Here is one way the world could be. By far the best opportunities for making the world better can be supported by philanthropic money. They last for years. They can be invested in a vast number of times. They can be justified using widely available information and widely verifiable judgments.

Here is another way the world could be. By far the best opportunities are one-off actions that must be done by small numbers of people in the right fleeting time and place. The information that would be needed to justify them is half a lifetime’s worth of observations, many of which would be impolite to publish. The judgments needed must be honed by the same.

These worlds illustrate opposite ends of a spectrum. The spectrum is something like, ‘how much doing good in the world is amenable to being a big, slow, public, official, respectable venture, versus a small, agile, private, informal, arespectable one’.

In either world you can do either. And maybe in the second world, you can’t actually get into those good spots, so the relevant intervention is something like trying to. (If the best intervention becomes something like slowly improving institutions so that better people end up in those places, then you are back in the first world). 
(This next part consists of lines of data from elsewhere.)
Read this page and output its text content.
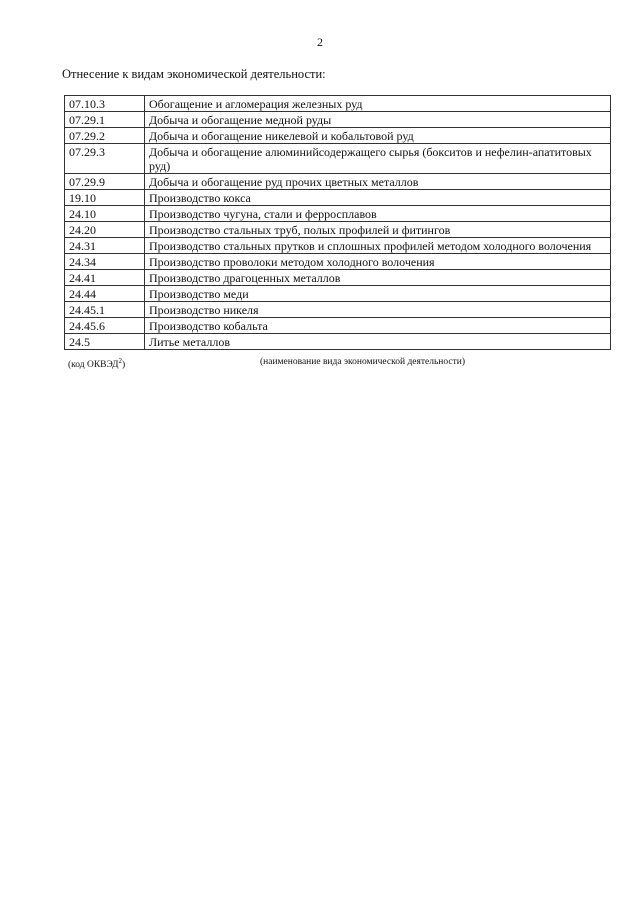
2
Отнесение к видам экономической деятельности:
07.10.3	Обогащение и агломерация железных руд
07.29.1	Добыча и обогащение медной руды
07.29.2	Добыча и обогащение никелевой и кобальтовой руд
07.29.3	Добыча и обогащение алюминийсодержащего сырья (бокситов и нефелин-апатитовых руд)
07.29.9	Добыча и обогащение руд прочих цветных металлов
19.10	Производство кокса
24.10	Производство чугуна, стали и ферросплавов
24.20	Производство стальных труб, полых профилей и фитингов
24.31	Производство стальных прутков и сплошных профилей методом холодного волочения
24.34	Производство проволоки методом холодного волочения
24.41	Производство драгоценных металлов
24.44	Производство меди
24.45.1	Производство никеля
24.45.6	Производство кобальта
24.5	Литье металлов
(код ОКВЭД$^2$)	(наименование вида экономической деятельности)
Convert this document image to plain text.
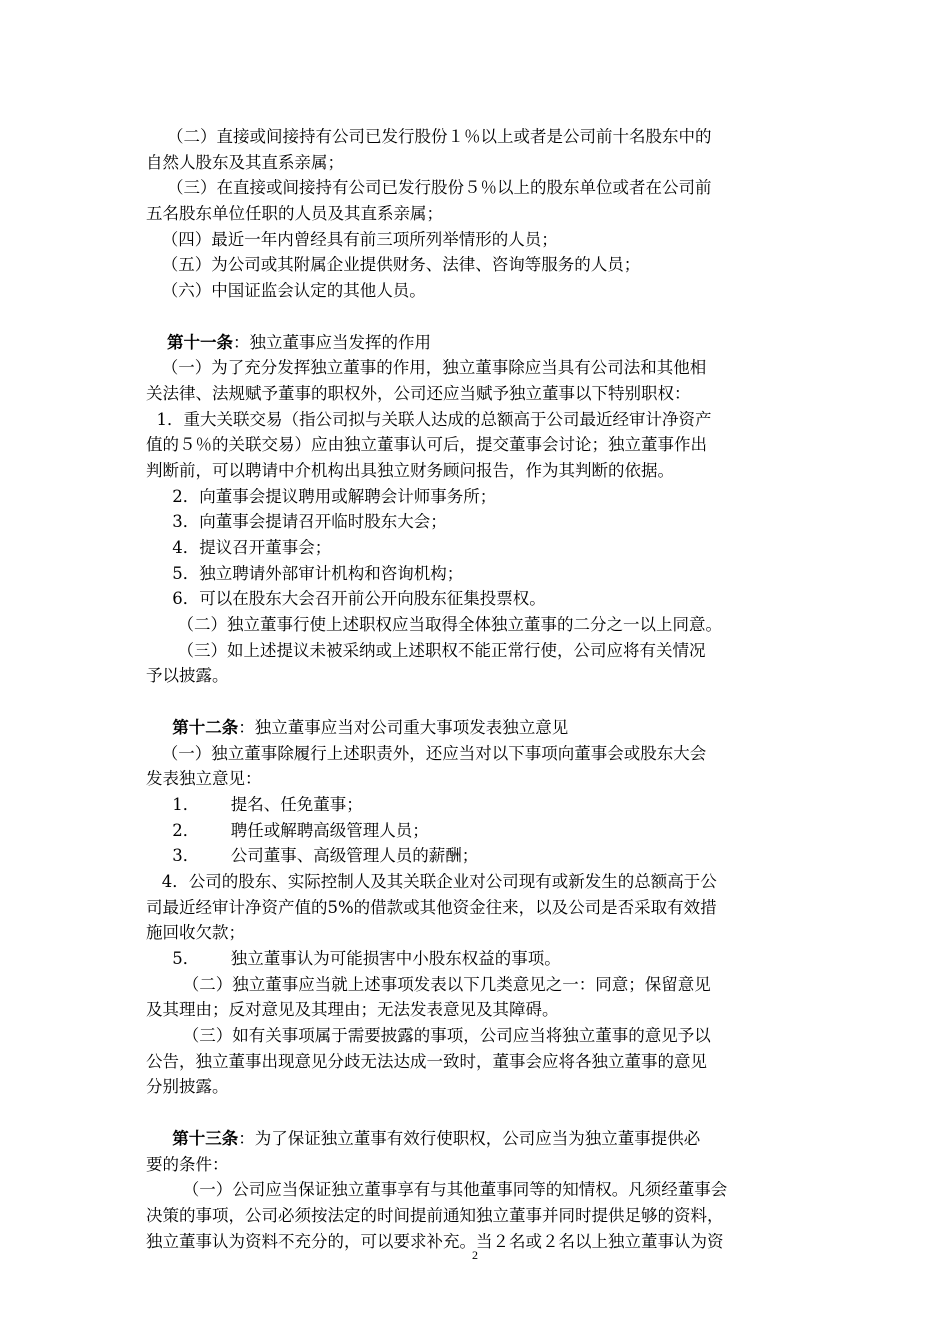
（二）直接或间接持有公司已发行股份１％以上或者是公司前十名股东中的
自然人股东及其直系亲属；
（三）在直接或间接持有公司已发行股份５％以上的股东单位或者在公司前
五名股东单位任职的人员及其直系亲属；
（四）最近一年内曾经具有前三项所列举情形的人员；
（五）为公司或其附属企业提供财务、法律、咨询等服务的人员；
（六）中国证监会认定的其他人员。
第十一条：独立董事应当发挥的作用
（一）为了充分发挥独立董事的作用，独立董事除应当具有公司法和其他相
关法律、法规赋予董事的职权外，公司还应当赋予独立董事以下特别职权：
1．重大关联交易（指公司拟与关联人达成的总额高于公司最近经审计净资产
值的５％的关联交易）应由独立董事认可后，提交董事会讨论；独立董事作出
判断前，可以聘请中介机构出具独立财务顾问报告，作为其判断的依据。
2．向董事会提议聘用或解聘会计师事务所；
3．向董事会提请召开临时股东大会；
4．提议召开董事会；
5．独立聘请外部审计机构和咨询机构；
6．可以在股东大会召开前公开向股东征集投票权。
（二）独立董事行使上述职权应当取得全体独立董事的二分之一以上同意。
（三）如上述提议未被采纳或上述职权不能正常行使，公司应将有关情况
予以披露。
第十二条：独立董事应当对公司重大事项发表独立意见
（一）独立董事除履行上述职责外，还应当对以下事项向董事会或股东大会
发表独立意见：
1．      提名、任免董事；
2．      聘任或解聘高级管理人员；
3．      公司董事、高级管理人员的薪酬；
4．公司的股东、实际控制人及其关联企业对公司现有或新发生的总额高于公
司最近经审计净资产值的5%的借款或其他资金往来，以及公司是否采取有效措
施回收欠款；
5．      独立董事认为可能损害中小股东权益的事项。
（二）独立董事应当就上述事项发表以下几类意见之一：同意；保留意见
及其理由；反对意见及其理由；无法发表意见及其障碍。
（三）如有关事项属于需要披露的事项，公司应当将独立董事的意见予以
公告，独立董事出现意见分歧无法达成一致时，董事会应将各独立董事的意见
分别披露。
第十三条：为了保证独立董事有效行使职权，公司应当为独立董事提供必
要的条件：
（一）公司应当保证独立董事享有与其他董事同等的知情权。凡须经董事会
决策的事项，公司必须按法定的时间提前通知独立董事并同时提供足够的资料，
独立董事认为资料不充分的，可以要求补充。当２名或２名以上独立董事认为资
2
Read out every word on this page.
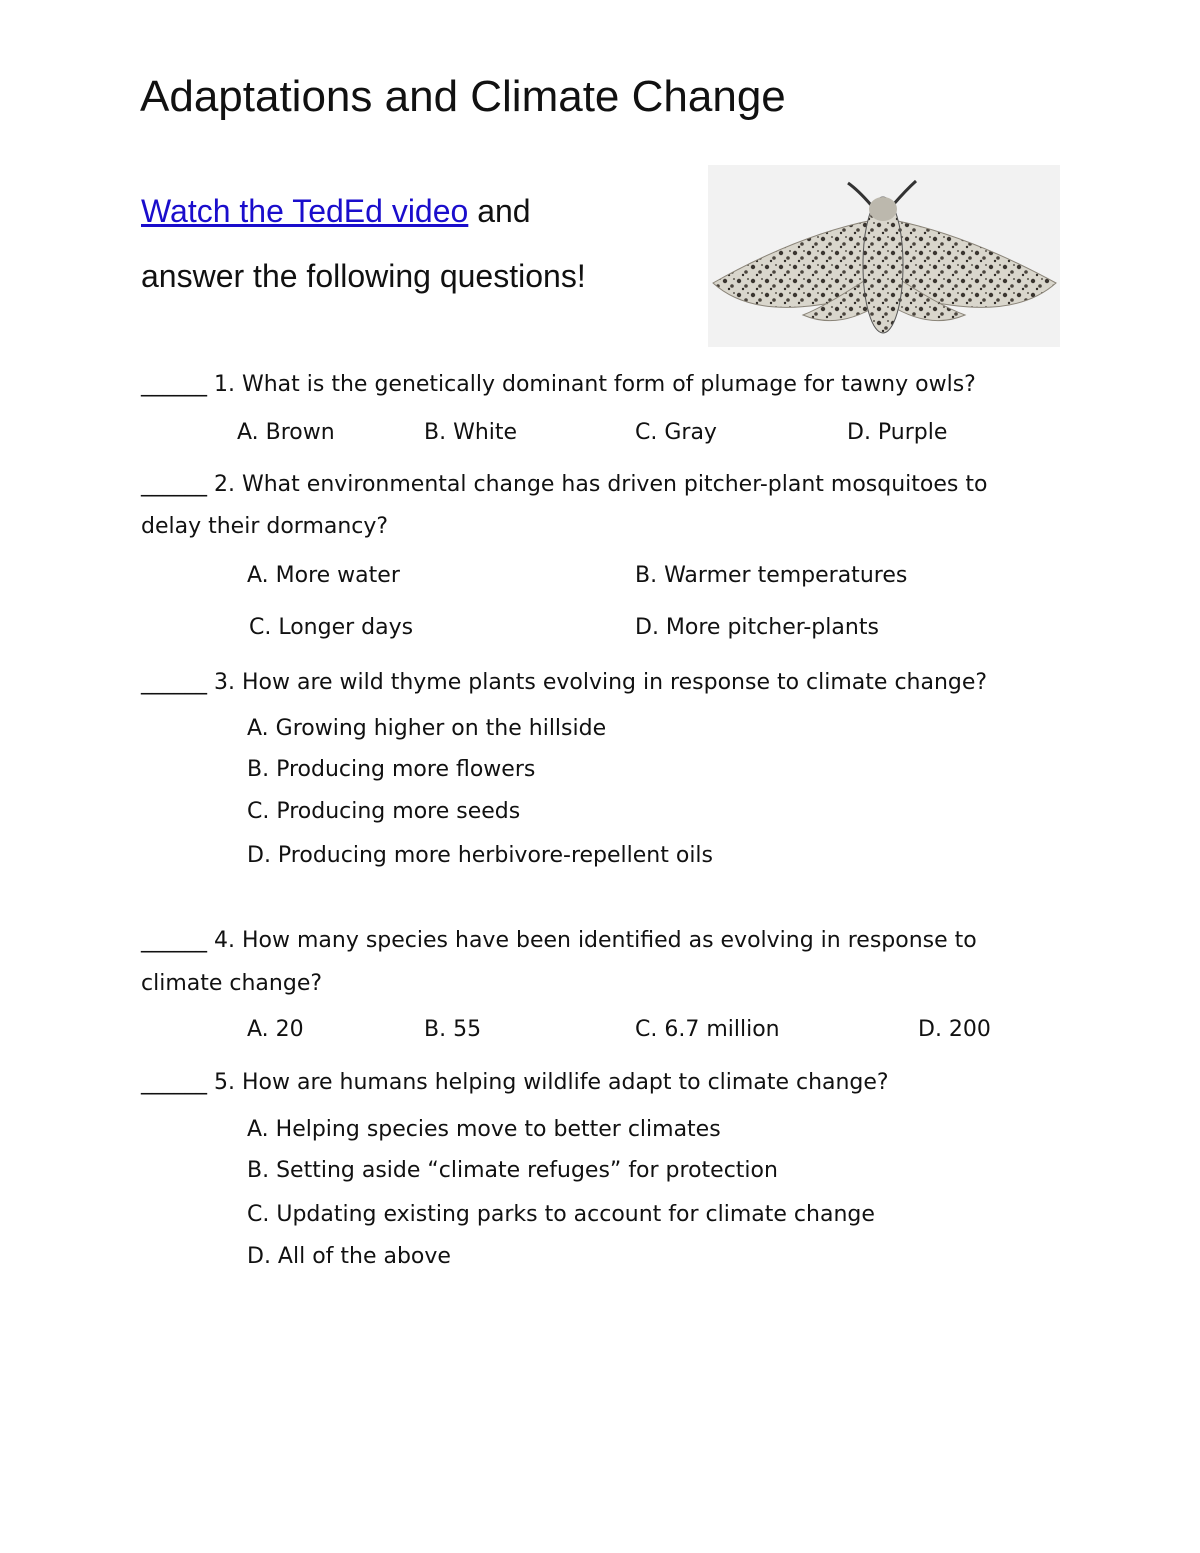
Adaptations and Climate Change
Watch the TedEd video and
answer the following questions!
______ 1. What is the genetically dominant form of plumage for tawny owls?
A. Brown	B. White	C. Gray	D. Purple
______ 2. What environmental change has driven pitcher-plant mosquitoes to
delay their dormancy?
A. More water	B. Warmer temperatures
C. Longer days	D. More pitcher-plants
______ 3. How are wild thyme plants evolving in response to climate change?
A. Growing higher on the hillside
B. Producing more flowers
C. Producing more seeds
D. Producing more herbivore-repellent oils
______ 4. How many species have been identified as evolving in response to
climate change?
A. 20	B. 55	C. 6.7 million	D. 200
______ 5. How are humans helping wildlife adapt to climate change?
A. Helping species move to better climates
B. Setting aside “climate refuges” for protection
C. Updating existing parks to account for climate change
D. All of the above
An interesting question is what factor of effectiveness you lose by pursuing strategies appropriate to world 1 versus those appropriate to world 2, in the real world. That is, how much better or worse is it to pursue the usual Effective Altruism strategies (GiveWell, AMF, Giving What We Can) relative to looking at the world relatively independently, trying to get into a good position, and making altruistic decisions.

I don’t have a good idea of where our world is in this spectrum. I am curious about whether people can offer evidence.